管子认为,在国家治理过程中,各级官吏对于法律的维护与执行起着无可替代的重要作用,因此,必须以法治官,严以治吏。官吏的本分就是“奉主之法,行主之令”,奉公守法,廉洁勤政。各级官吏的执法严明与否直接影响着国家的安危存亡。因此《管子》强调必须以法治官。“有法度之制,故群臣皆出于方正之治而不敢为奸。”“百官之事,案之以法,则奸不生;暴慢之人,诛之以刑,则祸不起。” “法立令行,故群臣奉法守职、百官有常。” 可见,以法治官对于官吏奉法守职、廉洁勤政有着重要的作用。在以法治国过程中,对于违法的官员必须严厉处罚。对于那些为政无政绩致使土地荒废、办案骄横轻惩者“有罪无赦” 。对于“言而无实者,诛;吏而乱官者,诛” 。对于“断狱,情与义易、义与禄易;易禄可无敛,有可无赦” 。对于贯彻法令不力的官吏杀无赦。对于“亏令者死,益令者死,不行令者死,留令者死,不从令者死。五者死而无赦,唯令是视”。“罚严令行,则百吏皆恐。”

《管子·大匡》较为详细地给出了齐桓公时期管仲提出的对人才全面考查的具体方法。对于官员,虽勤勉地办事,如果无功,那就是有过:任职既不能处理好事务又没有才能,致使田地荒废;办案不是过分谨慎就是轻视他人意见,凡是具有这三条者,罪无赦。对于贵族子弟,凡居处奢华,交游卑下,嗜好饮食者,罪无赦。对于士人,凡出入没有常规,不尊敬老人,钻营富贵者,罪无赦。凡农夫,出入不服从父兄,干活不出力,不肯多劳动者,罪无赦。凡工、商者,出入不服从父兄,接受工作不勤奋、不谨慎,违逆老人而专事诡诈者,罪无赦。此外,对于行政而言,凡庶人要与上面交涉办事,乡吏扣压不办的,过了七天,要处以囚禁。凡士要与上面交涉办事,官吏扣压不办的,过了五天,要处以囚禁。凡贵族子弟要与上面交涉办事,官吏扣压不办的,过了两天,要处以囚禁。管子的以法治理官吏的办法推行后,齐国的行政通行无碍。管子的这些以法治吏的措施,对于督促官吏奉公守法无疑具有重要的促进作用,在今天仍然有着重要的鉴示意义。

第四,立法行令要合乎民心。

管子认为,立法行令只有合乎民心、顺应民意才能畅通无阻。

《管子·形势解》说:

人主之所以令则行、禁则止者,必令于民之所好,而禁于民之所恶也。民之情,莫不欲生而恶死,莫不欲利而恶害。故上令于生利人则令行,禁于杀害人则禁止。令之所以行者,必民乐其政也,而令乃行。故曰“贵有以行令也”。
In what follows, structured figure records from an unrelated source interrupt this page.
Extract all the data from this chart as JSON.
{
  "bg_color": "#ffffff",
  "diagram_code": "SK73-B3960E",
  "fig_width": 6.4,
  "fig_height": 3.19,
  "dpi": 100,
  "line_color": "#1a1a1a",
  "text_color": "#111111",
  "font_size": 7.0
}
君主之所以能做到令行禁止,在于他的命令符合民众所喜好的,而他的禁止也正符合民众所厌恶的。民众的性情,无不是喜生存而怕死亡,好谋利而惧祸害。因而君主的命令有利于促进民众的生存、谋利,就能推行;君主禁止的有利于防止民众的死亡、祸害,就能实现。政令所以能推行,必然是民众乐于君主的政治,因而才能够顺利推行。

《管子·形势解》又说:

明主之动静得理义,号令顺民心,诛杀当其罪,赏赐当其功,故……鬼神助之天地与之,举事而有福。
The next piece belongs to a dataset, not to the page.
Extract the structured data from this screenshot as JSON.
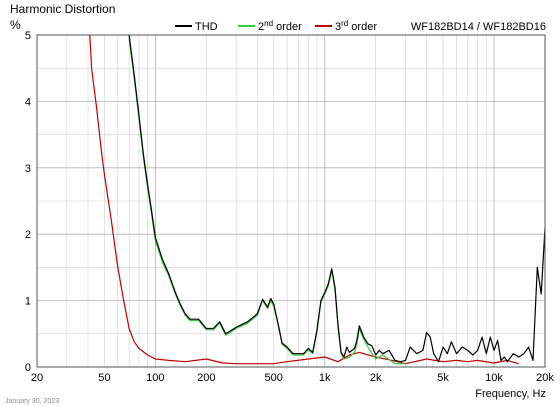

明主的言行举止符合理义,发布号令顺应民心,赏罚分明,就会得到民众的支持而事无不成。

《管子·形势解》还说:

法立而民乐之,令出而民衔之,法令之合于民心,如符节之相得也,则主尊显。

君主推行法治,固然带有强制性,但是仅仅靠暴力及强制手段是不行的。只有合乎民心的法律才能取得令行禁止的效果,从而树立君主的权威。立法行令合乎民心的关键就是以民之好恶为出发点。

从根本上说,人主之所以能够令则行、禁则止者,在于君主能让民众安居乐业。这在《管子·形势解》一书中也有很多的论述,例如:

明主,救天下之祸安天下之危者也。夫救祸安危者,必待万民之为用也,而后能为之。故曰“安危者与人”。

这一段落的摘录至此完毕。